It feels like not all that long ago I had four dogs. Now to most, four dogs would seems like at least a couple dogs too many but for me at the time, it was the ideal number. First there was Jelly – alpha, bossy, troublemaking Jelly – who used to run the corridors of the Stargate production offices back in the day and once ate actor Michael Shanks’ tuna fish sandwich when he left it unattended in her presence. Then came Maximus – heavyset, laid-back, affable Max – who we got as a companion for Jelly. You’d be hard pressed to find a more big-hearted dog, as great with cats as he was with kids. After him, came Bubba – jumpy, anxiety-ridden Bubba – who we originally got as a present for my ex’s brother but I ended up keeping (and getting her brother a toaster oven instead). And then came Lulu – headstrong, relentless, clever Lulu – who rounded out the pack and, as the only frenchie among the pugs, demonstrated superior intellect in her ability to access hitherto inaccessible hiding spots for treats.
I remember lying in bed one night, with the four of them nestled in their preferred spots – Jelly on the pillow by my head, Maximus at my feet, Bubba near my legs, and Lulu close to my side – and thinking “Someday, I’m going to think back to this moment and remember how perfect it was.” And I was right. I do. Often.
Jelly, the love of my life, passed away two years ago at 16 years (and four months). My longest relationship!
Maximus passed years earlier at the far-too young age of 12.
Lulu, who used to play for hours on end, has trouble walking now as the spinal surgery she underwent late last year has proven unsuccessful in stemming the advance of the neurological issues that are robbing her of her mobility. It’s sad to watch her, clearly frustrated, as she struggles to walk a single block.

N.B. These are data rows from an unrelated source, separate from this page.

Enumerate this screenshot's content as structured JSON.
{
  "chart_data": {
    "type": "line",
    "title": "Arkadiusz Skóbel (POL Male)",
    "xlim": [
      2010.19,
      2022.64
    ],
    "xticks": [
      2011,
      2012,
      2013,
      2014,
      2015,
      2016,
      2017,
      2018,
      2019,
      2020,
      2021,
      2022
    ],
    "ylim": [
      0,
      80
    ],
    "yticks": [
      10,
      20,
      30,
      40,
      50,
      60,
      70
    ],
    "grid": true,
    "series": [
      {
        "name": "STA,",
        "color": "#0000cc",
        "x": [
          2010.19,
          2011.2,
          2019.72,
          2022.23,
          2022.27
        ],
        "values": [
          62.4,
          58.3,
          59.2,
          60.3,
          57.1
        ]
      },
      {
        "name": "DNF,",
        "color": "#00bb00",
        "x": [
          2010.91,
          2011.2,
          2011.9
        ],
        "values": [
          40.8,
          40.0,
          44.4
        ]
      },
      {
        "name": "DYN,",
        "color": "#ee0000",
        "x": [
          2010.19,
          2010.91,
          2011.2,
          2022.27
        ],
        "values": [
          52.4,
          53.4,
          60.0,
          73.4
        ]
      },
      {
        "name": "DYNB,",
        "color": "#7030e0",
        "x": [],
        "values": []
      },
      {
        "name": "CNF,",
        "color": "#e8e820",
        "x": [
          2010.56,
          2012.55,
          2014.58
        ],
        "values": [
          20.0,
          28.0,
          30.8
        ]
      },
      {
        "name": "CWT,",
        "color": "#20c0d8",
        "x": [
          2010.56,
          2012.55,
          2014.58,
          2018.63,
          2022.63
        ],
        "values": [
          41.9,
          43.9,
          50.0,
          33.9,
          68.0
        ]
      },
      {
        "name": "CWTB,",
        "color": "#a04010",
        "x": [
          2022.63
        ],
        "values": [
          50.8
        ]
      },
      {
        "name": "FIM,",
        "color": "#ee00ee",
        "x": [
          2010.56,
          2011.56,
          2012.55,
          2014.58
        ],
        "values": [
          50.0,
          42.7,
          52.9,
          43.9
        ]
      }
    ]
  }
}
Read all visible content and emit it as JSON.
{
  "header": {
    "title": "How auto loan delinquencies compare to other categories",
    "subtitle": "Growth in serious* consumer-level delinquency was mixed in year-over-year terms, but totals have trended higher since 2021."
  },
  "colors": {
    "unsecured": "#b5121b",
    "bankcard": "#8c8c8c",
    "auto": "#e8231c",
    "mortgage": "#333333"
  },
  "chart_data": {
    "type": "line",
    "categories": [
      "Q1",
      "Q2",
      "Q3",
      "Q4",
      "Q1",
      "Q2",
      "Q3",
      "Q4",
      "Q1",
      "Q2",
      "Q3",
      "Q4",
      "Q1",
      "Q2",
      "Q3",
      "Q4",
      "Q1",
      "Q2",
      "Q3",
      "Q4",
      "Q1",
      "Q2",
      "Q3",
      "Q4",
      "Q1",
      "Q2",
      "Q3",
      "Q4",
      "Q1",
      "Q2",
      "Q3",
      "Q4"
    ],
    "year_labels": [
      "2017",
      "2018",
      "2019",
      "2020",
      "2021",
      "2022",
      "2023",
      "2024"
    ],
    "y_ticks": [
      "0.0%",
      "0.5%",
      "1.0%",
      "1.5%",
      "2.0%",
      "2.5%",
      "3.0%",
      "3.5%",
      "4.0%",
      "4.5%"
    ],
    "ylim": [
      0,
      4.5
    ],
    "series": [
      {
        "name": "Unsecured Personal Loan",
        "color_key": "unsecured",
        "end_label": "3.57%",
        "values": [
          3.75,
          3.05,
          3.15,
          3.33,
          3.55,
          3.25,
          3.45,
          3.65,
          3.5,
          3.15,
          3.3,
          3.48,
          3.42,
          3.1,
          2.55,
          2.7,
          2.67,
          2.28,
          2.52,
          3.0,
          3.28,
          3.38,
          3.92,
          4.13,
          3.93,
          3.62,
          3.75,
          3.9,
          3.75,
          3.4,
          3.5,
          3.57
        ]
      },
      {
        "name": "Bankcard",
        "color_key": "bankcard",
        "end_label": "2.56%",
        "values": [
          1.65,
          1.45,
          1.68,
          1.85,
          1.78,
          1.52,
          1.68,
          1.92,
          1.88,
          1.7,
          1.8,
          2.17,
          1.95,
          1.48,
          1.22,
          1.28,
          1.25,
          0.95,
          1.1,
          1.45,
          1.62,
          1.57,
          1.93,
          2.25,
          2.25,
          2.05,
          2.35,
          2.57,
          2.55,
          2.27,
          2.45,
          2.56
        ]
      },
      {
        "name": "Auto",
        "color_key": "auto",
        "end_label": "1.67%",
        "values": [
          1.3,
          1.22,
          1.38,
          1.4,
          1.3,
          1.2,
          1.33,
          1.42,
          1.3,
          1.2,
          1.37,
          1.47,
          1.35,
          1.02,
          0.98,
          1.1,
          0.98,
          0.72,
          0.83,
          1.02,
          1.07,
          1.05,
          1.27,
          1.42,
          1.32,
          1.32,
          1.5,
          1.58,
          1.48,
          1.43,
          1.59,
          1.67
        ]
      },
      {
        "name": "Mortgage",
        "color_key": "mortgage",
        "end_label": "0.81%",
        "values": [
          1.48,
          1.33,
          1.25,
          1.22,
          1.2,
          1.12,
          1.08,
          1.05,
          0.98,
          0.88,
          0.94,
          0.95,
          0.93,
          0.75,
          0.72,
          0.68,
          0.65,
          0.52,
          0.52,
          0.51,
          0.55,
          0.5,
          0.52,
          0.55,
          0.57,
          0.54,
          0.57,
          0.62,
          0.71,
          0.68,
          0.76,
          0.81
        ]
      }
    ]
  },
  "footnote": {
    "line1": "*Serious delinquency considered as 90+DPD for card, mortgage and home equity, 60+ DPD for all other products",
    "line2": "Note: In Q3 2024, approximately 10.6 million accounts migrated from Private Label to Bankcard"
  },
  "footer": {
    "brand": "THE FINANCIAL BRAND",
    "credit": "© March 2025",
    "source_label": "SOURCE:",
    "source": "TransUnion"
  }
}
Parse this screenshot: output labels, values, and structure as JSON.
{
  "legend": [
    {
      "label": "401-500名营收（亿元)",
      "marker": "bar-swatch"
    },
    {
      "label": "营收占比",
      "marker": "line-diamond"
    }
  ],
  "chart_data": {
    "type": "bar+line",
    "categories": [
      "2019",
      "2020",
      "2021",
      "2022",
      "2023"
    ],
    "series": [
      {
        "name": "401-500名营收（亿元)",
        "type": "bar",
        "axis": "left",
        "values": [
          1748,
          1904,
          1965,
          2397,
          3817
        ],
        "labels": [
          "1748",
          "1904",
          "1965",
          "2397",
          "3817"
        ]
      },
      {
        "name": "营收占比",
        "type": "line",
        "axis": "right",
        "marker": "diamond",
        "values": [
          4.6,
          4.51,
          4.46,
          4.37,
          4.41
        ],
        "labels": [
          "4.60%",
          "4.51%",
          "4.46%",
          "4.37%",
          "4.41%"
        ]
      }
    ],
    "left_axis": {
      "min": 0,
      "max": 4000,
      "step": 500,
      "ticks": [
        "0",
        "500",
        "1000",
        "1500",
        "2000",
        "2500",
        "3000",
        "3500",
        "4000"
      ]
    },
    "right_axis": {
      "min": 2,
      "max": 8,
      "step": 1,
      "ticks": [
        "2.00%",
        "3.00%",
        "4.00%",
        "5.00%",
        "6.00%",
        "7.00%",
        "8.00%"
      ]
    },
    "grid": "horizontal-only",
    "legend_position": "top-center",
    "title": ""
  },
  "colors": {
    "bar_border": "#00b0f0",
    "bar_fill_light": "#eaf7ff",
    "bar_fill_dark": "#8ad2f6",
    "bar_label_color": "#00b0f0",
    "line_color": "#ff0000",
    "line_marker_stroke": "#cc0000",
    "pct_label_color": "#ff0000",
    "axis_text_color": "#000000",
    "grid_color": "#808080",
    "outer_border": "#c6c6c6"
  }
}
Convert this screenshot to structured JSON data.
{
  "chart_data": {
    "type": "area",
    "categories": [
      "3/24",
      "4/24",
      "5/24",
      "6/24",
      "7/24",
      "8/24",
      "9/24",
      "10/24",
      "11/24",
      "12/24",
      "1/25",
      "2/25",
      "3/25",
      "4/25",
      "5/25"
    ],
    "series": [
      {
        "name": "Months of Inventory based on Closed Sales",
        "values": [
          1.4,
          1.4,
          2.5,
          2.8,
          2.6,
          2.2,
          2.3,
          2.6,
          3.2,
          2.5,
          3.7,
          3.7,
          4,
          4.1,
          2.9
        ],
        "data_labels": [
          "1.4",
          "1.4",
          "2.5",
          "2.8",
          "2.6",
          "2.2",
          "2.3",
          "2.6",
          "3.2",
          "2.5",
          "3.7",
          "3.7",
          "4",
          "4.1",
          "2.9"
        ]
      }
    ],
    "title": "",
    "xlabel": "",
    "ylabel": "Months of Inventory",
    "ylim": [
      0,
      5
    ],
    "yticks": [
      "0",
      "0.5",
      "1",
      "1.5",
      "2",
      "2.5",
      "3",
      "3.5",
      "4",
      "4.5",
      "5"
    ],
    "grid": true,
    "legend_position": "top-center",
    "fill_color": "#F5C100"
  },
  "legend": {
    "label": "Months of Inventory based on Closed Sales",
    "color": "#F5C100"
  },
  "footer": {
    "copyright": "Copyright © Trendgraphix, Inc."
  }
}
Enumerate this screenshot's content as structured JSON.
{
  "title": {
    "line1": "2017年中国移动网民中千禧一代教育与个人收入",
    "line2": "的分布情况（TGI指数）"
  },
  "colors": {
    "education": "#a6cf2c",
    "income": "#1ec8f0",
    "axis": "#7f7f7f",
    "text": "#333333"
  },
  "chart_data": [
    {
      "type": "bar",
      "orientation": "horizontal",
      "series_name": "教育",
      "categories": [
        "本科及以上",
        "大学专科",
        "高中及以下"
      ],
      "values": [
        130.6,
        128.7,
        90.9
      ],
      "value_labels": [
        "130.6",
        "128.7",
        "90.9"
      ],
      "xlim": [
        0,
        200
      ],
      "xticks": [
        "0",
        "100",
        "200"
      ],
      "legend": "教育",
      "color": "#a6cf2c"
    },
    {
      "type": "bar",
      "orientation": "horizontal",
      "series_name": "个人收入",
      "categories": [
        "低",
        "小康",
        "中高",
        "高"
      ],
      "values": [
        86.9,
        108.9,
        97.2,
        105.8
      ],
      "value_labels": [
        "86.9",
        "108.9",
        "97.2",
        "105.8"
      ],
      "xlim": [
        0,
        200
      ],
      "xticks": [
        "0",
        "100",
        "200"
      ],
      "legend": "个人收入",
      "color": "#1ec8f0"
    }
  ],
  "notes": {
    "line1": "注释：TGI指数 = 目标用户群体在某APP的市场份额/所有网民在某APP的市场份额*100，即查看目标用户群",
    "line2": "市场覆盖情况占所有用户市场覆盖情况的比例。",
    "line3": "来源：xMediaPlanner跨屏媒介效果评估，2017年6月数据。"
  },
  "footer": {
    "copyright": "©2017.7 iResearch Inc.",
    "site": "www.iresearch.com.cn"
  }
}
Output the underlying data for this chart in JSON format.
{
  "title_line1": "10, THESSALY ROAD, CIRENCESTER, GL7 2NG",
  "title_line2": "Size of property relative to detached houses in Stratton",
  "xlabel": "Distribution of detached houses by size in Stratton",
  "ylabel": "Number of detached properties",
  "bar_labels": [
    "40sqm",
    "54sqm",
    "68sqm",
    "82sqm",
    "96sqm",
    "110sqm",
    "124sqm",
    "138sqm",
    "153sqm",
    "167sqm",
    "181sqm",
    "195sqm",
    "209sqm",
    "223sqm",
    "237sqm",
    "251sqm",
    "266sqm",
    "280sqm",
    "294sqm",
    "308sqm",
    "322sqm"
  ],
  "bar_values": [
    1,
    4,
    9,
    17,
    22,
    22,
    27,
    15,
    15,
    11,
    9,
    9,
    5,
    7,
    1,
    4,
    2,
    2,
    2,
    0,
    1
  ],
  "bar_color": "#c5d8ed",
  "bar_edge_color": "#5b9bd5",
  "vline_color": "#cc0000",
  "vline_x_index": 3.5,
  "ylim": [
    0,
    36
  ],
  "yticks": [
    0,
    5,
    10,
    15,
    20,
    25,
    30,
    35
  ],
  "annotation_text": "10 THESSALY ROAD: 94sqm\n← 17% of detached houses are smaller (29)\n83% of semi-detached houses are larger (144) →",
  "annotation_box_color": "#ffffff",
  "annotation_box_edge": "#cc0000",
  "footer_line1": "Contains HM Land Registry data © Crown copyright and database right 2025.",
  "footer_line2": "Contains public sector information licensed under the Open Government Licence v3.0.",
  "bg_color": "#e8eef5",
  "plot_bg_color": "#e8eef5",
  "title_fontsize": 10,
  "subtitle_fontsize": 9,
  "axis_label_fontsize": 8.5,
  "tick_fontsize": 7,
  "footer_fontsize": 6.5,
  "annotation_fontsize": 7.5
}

And Bubba, once seemingly indestructible and impervious to the onslaught of time, appears to have aged dramatically over the course of a single year. He spends most of his days napping and has recently developed a hacking “old man’s” cough that precipitated the recent veterinary visit, concerns, and need for an ultrasound.
Suji, the latest addition to the family, is spry and spirited, surprisingly youthful at a relatively young 11. She has her own mobility issues, the result of hip dysplasia, but has shown some impressive improvement over the few months she’s been with us, going from dragging her back legs around to walking with the help of a rear support sling to managing one, occasionally two whole blocks unassisted.
The hardest thing about getting a dog isn’t the housebreaking or the training; not the feeding or the walking or the daily care.
The hardest part about getting a dog is having to say goodbye.
Today’s entry is dedicated to long-time blog reader Narelle from Aus. In remembrance of Ralph and Jack.